You all know that any post of mine is going to come back to where I can eat, and in the Christmas Markets in Germany there is no shortage of food. So many people are put off solo travel because they find the idea of eating alone as daunting and often embarrassing, and although I truly love having a meal on my own (often with a good book as company), I get it. But street food and wandering markets eliminates that fear entirely as you can eat while walking, or perch up next to a stall, chow down and be on your merry way.
And the food choices cover all the delicious classics: frankfurters and currywurst, crepes with all the fillings you can desire, bowls of stringy cheese fondue with chunks of bread, a sharing portion of potato cakes with apple sauce that I 100% devoured easily on my own.
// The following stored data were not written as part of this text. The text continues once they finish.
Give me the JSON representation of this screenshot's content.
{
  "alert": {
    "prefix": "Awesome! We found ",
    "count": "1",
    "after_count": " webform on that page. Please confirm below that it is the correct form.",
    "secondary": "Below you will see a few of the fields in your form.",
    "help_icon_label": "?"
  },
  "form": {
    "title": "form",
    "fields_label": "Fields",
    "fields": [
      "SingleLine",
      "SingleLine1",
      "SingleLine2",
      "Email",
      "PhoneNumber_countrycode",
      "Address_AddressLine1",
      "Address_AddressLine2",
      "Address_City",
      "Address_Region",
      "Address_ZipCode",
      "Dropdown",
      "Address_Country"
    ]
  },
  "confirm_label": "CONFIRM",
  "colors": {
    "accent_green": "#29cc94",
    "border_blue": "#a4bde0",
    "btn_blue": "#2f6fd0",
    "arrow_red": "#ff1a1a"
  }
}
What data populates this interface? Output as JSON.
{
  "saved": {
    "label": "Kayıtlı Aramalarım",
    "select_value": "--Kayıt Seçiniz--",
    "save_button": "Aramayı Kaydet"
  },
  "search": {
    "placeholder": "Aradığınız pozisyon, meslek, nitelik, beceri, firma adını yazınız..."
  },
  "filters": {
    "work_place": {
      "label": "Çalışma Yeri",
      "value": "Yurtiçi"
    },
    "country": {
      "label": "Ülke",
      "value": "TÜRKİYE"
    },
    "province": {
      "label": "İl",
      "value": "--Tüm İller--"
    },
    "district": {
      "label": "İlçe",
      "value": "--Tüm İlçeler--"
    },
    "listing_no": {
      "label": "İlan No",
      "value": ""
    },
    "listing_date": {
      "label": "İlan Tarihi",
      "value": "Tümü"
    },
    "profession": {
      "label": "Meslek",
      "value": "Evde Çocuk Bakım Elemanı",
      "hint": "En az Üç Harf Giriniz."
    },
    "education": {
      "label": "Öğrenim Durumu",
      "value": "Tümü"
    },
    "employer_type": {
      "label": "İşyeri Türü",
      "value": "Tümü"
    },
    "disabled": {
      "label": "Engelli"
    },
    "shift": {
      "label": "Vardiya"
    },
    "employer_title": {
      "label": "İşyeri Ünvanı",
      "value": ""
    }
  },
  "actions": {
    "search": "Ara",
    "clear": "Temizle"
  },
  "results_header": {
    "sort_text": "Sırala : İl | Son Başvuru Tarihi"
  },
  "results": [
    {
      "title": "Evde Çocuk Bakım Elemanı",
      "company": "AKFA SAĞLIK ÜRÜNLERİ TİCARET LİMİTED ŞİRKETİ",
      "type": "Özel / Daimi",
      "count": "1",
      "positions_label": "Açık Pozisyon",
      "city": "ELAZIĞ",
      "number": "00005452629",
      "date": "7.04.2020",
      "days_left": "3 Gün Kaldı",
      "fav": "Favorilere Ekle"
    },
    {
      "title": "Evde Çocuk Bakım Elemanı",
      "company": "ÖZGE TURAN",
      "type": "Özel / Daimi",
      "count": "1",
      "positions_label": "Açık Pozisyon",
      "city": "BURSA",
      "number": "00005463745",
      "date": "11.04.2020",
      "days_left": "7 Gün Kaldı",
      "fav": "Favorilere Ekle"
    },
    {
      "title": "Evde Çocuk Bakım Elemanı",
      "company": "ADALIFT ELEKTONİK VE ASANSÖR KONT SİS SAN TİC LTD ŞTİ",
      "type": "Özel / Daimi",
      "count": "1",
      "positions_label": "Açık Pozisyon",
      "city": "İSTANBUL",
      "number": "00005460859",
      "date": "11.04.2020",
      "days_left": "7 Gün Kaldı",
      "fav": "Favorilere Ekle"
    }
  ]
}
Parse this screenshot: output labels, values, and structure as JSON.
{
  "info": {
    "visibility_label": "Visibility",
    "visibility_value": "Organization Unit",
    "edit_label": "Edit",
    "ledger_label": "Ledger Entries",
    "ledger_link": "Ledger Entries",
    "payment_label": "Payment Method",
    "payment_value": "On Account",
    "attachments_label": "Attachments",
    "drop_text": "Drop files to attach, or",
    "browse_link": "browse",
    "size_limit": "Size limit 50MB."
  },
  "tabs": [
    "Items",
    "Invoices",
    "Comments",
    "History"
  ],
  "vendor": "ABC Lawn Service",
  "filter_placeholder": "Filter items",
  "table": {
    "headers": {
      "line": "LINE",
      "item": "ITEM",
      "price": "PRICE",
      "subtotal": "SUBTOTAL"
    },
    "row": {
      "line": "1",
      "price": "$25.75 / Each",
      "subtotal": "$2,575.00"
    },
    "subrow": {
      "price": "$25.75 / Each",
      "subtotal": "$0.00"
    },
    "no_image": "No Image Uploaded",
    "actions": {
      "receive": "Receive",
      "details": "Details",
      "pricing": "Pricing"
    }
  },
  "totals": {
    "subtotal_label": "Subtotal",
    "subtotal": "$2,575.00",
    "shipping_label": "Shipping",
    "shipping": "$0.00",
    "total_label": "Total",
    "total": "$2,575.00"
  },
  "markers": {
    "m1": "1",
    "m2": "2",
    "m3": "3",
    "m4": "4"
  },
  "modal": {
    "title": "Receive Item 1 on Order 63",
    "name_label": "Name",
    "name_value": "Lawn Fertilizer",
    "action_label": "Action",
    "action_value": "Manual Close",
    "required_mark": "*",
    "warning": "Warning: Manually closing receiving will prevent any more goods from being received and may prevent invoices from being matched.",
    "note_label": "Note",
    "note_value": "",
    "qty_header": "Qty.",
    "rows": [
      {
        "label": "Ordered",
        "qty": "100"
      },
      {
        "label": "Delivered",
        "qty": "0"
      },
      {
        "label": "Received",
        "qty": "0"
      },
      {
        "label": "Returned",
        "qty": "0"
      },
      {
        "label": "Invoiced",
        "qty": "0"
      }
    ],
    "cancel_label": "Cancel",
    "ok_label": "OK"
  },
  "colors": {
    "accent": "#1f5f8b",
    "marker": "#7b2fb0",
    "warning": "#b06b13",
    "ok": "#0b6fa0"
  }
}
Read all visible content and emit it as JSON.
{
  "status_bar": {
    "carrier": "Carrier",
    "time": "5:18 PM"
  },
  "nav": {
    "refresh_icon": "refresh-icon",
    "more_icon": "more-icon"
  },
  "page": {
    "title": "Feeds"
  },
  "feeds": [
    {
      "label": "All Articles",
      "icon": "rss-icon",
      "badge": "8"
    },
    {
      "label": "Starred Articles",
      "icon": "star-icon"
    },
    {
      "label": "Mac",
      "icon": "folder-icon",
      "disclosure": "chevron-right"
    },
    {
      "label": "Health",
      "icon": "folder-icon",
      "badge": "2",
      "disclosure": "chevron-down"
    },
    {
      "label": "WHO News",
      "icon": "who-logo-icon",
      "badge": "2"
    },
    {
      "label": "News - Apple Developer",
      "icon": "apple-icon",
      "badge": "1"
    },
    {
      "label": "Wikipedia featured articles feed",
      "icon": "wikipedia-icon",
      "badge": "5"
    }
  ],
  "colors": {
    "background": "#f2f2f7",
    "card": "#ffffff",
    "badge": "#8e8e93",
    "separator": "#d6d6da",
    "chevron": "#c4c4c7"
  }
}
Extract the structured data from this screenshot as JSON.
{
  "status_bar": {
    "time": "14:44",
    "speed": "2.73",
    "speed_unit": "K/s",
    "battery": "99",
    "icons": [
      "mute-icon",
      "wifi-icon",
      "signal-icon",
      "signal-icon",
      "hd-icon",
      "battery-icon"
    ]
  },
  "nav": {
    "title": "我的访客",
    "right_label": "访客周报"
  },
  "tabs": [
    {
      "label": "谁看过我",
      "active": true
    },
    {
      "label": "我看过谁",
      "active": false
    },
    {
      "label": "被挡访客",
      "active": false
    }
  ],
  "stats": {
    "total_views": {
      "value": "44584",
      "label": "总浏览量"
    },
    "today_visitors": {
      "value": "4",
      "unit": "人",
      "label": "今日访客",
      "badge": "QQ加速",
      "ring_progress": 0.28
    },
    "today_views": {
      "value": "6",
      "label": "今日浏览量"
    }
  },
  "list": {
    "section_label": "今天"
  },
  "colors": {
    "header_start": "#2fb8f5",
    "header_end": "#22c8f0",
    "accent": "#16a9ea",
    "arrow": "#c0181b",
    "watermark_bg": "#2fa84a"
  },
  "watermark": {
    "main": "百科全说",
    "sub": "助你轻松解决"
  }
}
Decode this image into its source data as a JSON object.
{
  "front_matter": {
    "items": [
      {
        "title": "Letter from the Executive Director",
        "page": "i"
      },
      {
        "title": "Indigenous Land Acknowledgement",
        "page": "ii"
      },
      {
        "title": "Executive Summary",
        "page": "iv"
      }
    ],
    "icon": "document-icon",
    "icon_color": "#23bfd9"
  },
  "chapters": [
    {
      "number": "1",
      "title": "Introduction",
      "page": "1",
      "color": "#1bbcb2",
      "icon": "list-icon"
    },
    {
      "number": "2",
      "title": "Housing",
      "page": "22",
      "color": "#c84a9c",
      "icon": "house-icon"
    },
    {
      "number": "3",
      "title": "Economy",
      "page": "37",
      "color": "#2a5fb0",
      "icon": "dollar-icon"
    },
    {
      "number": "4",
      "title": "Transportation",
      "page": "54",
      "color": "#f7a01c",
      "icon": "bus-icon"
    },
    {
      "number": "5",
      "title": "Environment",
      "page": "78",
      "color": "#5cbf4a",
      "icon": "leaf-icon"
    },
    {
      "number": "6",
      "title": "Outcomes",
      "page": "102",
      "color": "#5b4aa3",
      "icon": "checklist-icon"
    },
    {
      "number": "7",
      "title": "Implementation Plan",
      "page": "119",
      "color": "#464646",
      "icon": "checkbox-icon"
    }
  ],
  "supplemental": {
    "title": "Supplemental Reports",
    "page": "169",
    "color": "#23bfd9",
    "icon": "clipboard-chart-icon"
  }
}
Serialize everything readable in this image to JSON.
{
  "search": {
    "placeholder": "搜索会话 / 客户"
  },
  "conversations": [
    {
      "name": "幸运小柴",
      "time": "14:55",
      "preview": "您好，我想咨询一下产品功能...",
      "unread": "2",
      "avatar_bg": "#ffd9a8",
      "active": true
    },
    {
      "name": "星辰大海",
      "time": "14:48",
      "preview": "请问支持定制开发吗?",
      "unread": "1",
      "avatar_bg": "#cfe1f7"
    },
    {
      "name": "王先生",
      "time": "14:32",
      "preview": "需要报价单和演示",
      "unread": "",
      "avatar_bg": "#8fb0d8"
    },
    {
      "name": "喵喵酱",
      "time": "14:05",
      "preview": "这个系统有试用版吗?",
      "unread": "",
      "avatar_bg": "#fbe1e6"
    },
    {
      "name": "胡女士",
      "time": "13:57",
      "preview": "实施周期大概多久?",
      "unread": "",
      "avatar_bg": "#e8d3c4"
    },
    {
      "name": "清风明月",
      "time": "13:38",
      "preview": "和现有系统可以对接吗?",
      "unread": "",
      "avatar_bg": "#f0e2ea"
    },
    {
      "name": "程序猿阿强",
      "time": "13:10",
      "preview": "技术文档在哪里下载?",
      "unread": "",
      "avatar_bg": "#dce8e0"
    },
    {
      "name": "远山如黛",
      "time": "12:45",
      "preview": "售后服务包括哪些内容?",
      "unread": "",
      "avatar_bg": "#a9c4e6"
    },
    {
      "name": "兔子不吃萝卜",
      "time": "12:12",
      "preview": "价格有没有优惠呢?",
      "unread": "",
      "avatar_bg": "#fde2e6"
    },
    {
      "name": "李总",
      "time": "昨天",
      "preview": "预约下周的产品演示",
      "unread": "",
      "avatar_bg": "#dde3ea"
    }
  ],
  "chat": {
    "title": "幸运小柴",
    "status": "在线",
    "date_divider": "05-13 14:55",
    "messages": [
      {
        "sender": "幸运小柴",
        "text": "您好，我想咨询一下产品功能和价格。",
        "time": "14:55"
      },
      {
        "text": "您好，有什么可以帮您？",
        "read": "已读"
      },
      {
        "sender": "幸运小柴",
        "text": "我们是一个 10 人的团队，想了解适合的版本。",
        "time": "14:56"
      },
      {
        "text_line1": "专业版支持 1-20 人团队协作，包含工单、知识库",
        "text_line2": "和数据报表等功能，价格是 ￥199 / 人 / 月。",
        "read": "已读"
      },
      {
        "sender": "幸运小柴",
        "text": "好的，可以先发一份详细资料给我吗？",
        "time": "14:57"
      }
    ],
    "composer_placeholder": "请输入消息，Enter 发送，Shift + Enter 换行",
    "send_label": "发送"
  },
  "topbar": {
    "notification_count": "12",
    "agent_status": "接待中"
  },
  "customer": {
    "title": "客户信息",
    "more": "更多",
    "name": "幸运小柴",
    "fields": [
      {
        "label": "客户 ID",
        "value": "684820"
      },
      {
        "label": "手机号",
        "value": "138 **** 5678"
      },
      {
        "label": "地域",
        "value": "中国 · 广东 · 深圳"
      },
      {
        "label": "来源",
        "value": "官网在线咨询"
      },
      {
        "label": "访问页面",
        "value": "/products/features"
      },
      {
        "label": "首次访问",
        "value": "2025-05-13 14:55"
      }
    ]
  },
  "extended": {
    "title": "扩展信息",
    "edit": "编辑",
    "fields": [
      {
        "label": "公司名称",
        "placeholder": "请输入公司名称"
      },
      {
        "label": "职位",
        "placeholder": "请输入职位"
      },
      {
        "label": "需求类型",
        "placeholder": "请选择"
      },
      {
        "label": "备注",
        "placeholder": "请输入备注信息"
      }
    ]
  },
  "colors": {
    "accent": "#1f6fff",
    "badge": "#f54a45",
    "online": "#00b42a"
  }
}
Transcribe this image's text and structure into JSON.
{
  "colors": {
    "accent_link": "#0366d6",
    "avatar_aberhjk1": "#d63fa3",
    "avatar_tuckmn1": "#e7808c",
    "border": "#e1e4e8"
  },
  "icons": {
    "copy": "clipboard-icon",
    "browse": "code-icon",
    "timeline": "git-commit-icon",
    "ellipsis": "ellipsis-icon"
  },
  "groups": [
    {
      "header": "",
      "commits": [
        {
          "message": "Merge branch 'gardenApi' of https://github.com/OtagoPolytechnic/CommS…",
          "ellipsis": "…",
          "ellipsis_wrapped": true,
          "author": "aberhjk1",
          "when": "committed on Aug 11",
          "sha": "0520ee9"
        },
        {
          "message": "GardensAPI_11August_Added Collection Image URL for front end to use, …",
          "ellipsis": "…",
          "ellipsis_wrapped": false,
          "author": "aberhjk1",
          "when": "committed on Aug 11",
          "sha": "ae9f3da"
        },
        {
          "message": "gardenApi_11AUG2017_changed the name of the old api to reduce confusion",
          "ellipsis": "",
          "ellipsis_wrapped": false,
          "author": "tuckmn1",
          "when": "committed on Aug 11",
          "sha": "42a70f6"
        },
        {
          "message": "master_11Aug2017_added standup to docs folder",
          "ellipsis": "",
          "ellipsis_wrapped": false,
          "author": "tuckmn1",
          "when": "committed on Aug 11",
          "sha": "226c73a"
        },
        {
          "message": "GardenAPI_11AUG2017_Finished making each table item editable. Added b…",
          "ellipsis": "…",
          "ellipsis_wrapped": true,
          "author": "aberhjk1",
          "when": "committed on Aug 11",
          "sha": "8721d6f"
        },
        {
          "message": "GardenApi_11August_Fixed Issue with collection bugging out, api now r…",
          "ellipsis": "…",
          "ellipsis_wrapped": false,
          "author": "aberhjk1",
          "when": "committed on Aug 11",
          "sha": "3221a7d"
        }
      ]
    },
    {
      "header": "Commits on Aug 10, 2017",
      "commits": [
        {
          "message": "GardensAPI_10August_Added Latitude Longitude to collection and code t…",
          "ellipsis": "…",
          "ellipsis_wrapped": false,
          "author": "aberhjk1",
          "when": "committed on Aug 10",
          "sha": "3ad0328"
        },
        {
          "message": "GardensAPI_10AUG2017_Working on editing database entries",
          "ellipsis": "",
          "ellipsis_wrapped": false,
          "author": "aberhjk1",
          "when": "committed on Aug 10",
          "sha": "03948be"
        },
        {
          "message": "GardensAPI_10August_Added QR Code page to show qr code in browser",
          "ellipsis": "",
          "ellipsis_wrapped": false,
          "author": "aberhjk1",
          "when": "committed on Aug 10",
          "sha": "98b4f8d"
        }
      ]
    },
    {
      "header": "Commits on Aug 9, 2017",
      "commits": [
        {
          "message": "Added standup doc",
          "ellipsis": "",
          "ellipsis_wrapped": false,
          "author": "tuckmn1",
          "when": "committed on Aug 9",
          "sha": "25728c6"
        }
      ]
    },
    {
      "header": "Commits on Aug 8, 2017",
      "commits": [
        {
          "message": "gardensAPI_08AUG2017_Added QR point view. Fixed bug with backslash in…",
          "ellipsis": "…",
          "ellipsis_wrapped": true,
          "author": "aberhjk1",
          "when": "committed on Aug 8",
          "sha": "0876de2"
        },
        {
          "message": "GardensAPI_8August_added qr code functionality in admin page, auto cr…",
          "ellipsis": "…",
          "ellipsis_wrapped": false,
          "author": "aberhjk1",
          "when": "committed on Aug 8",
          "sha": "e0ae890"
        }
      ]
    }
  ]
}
There is also the infamous gluhwein, or mulled wine, the smell of which permeates all the markets and is prepared by the gallon. As a solo traveller who might be wary of drinking on their own, the concept of renting a mug to buy your refills is very reassuring. You pay an up-front deposit for your ceramic mug (each market has their own design) which you can get back if you return it, or you can take it home as a souvenir. I couldn’t resist keeping mine!
With a bag full of Christmas presents, a belly full of fondue and a camera roll full of festive cheer, it’s hard to feel down at a Christmas Market in Germany. If you haven’t quite kept your pledge of trying a solo trip this year, make this your last minute way of rounding off your 2019 travels.